Our world is becoming more polarised every day, with social cohesion eroding and conflict increasing. Actors involved in the conflict seem to be under the impression that they can resolve all major problems affecting their allies by definitively defeating their adversaries. But the global food crisis we are currently facing is proof that they are wrong.
This crisis is a testament to the high levels of interdependence in the modern world. It demonstrates we cannot continue with an “Us vs Them” rhetoric while “our” wellbeing is so deeply reliant on “their” actions and vice versa.
In a world where a conflict in Eastern Europe can leave people struggling with hunger in the MENA region, the only way to resolve crises and protect lives is through solidarity and collaboration. Thus the UN should view the Ukraine war and its devastating effect on international food and energy markets as an opportunity to demonstrate the need for the adoption of the triple nexus approach at a global scale.
All UN agencies, national governments, aid organisations and donors desperate to mitigate the economic consequences of the Ukraine war should strive to coordinate and collaborate so that they can go beyond addressing the immediate needs of affected populations and help them become more resilient to such crises.

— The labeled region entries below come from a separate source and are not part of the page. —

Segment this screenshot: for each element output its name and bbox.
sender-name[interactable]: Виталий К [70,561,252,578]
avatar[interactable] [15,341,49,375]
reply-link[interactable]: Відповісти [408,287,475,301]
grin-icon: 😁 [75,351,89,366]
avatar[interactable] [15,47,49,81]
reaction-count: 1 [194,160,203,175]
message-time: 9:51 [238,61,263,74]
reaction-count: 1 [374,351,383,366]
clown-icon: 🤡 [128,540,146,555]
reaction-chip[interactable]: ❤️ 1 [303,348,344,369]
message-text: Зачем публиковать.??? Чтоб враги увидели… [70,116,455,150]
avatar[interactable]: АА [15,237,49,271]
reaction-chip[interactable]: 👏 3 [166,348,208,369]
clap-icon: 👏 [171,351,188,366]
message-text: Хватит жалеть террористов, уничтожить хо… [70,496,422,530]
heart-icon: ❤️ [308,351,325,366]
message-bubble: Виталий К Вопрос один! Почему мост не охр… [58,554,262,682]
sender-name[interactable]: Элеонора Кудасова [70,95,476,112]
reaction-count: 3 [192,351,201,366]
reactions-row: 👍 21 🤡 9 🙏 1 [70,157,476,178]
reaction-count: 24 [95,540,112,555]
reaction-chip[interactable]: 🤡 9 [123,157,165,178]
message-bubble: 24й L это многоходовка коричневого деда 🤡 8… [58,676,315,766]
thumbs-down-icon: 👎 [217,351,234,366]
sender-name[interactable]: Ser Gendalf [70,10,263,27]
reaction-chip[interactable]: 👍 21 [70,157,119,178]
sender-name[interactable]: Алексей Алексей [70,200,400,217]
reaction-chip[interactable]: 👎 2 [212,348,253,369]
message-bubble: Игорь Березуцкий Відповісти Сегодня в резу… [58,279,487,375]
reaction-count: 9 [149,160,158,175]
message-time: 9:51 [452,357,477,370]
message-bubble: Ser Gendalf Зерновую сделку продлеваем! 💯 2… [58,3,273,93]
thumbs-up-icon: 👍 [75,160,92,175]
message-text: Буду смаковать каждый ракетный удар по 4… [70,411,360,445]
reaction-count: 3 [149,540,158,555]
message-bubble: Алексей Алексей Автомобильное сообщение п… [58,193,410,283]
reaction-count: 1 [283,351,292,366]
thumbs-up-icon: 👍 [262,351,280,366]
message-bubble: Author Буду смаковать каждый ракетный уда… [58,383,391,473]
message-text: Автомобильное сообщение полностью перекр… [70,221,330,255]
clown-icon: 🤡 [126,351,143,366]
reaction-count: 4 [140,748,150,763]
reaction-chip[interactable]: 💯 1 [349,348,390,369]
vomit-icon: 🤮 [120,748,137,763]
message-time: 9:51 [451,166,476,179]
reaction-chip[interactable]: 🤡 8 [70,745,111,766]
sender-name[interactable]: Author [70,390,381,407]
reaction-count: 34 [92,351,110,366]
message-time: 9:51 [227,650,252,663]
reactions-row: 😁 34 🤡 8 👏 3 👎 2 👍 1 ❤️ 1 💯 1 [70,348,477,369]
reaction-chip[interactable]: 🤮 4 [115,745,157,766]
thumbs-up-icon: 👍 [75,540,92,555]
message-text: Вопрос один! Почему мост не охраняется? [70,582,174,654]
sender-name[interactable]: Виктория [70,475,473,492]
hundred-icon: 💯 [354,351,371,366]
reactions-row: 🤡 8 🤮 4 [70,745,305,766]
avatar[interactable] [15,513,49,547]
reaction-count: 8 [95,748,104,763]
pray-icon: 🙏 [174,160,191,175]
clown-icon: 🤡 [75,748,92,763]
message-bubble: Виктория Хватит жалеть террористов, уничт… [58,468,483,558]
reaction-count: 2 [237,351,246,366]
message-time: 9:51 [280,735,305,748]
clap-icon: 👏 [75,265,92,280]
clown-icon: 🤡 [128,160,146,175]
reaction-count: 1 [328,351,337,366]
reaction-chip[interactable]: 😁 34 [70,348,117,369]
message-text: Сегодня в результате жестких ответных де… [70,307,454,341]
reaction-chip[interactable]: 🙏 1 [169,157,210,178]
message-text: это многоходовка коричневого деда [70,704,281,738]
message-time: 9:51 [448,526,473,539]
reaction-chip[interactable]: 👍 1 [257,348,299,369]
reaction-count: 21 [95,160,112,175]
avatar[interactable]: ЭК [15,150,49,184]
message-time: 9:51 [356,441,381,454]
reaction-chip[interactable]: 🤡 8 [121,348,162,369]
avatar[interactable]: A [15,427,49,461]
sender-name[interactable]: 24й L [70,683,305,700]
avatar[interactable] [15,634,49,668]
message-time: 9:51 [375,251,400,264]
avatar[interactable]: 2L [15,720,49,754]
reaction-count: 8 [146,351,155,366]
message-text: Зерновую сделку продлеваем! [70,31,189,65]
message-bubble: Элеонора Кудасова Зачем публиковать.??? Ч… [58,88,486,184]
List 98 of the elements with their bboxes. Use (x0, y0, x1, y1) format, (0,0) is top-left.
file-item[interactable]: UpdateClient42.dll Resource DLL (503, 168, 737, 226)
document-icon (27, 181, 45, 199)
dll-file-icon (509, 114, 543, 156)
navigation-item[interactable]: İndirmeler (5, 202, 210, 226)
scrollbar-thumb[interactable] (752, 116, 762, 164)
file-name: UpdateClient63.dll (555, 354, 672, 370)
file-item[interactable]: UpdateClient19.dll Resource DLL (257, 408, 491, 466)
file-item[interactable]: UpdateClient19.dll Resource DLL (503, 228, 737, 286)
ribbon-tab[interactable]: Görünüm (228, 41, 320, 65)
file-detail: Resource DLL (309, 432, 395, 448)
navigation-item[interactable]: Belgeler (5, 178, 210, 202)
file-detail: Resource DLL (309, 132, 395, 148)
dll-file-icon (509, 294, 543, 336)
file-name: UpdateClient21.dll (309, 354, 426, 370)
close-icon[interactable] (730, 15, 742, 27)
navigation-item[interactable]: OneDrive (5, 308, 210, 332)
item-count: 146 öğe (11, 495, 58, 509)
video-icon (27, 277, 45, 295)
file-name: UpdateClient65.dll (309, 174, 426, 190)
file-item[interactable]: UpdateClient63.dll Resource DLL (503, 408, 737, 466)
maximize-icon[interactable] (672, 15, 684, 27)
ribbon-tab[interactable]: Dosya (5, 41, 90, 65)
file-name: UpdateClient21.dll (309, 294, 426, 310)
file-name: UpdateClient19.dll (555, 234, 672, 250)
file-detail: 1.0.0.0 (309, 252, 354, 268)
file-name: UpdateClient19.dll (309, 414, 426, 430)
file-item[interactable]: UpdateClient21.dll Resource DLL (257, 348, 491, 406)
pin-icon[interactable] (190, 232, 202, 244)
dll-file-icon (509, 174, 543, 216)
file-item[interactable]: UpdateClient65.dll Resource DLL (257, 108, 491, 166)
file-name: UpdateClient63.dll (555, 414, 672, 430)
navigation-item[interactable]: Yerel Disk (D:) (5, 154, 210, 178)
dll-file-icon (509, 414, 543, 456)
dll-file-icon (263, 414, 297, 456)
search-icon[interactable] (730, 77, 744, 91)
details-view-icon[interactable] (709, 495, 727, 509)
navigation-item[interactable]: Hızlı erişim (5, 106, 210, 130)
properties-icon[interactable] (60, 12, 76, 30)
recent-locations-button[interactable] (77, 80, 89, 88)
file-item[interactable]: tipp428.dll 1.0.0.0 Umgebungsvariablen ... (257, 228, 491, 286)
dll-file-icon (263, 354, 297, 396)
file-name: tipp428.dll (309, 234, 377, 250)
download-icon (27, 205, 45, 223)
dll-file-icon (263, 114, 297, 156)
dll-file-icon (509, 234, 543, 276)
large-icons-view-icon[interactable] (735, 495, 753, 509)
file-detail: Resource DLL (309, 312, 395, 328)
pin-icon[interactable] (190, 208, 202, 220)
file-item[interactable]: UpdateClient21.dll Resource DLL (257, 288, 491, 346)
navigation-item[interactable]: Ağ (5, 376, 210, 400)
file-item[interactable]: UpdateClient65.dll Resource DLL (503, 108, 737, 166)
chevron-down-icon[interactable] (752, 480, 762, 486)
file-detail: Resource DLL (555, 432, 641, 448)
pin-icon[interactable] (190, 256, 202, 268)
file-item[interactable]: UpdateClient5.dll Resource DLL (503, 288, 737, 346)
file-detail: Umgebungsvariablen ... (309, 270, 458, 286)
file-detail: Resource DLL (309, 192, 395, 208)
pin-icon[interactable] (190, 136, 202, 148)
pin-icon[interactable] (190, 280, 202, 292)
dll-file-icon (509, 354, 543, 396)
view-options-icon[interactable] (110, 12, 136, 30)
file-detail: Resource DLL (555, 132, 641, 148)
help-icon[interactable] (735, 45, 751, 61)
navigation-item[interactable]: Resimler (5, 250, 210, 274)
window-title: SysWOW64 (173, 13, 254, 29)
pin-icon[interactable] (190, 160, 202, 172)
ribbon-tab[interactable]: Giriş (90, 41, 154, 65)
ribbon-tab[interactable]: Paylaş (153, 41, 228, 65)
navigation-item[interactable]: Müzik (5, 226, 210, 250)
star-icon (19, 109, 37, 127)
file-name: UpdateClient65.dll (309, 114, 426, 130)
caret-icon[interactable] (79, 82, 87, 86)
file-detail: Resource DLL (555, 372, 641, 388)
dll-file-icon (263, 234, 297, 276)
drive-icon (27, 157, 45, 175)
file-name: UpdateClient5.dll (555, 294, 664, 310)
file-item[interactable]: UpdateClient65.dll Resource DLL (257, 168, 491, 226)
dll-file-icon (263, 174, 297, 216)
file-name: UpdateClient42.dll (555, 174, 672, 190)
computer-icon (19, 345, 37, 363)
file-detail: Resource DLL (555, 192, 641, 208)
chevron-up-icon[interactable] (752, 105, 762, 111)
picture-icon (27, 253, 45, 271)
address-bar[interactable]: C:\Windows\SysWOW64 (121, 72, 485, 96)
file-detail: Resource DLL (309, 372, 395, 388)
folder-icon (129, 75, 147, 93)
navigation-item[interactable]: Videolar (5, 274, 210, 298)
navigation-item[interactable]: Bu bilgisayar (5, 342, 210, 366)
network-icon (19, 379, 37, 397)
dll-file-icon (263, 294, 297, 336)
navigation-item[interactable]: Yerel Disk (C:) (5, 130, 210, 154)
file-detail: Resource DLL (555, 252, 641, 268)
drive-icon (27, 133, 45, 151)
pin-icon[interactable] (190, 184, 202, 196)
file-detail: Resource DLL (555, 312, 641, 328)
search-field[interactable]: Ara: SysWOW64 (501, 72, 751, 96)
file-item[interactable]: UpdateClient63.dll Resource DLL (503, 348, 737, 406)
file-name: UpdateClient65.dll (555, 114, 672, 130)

In our interconnected world, ensuring that there is food on everyone’s table is highly dependent on leaders thinking proactively and prioritising their people’s wellbeing over their ideological alliances. An example of such proactive thinking is the Turkish brokered July 22 deal between Russia and Ukraine that ensured the continuation of Ukrainian wheat exports to Lebanon (a country that imports 72 percent of its wheat from Russia and Ukraine). The arrangement not only prevented severe shortages of core food items in a country already on the verge of economic collapse, but triggered a much-needed dialogue between the two warring parties.
Today, the world is facing a never before seen web of crises that will continue to have severe consequences for many years to come. If the international community is to respond to this unprecedented food crisis effectively, it needs to ensure humanitarian, development and peacebuilding actors are working together to come up with processes and initiatives that will not only meet people’s immediate needs such as food and shelter but also strengthen resilience. Meanwhile, leaders should be moving away from polarising politics and towards benefit optimisation that may at times require the bending or breaking of ideological fronts.
A world without hunger is still possible, but only if we work together.
The views expressed in this article are the authors’ own and do not necessarily reflect Al Jazeera’s editorial stance.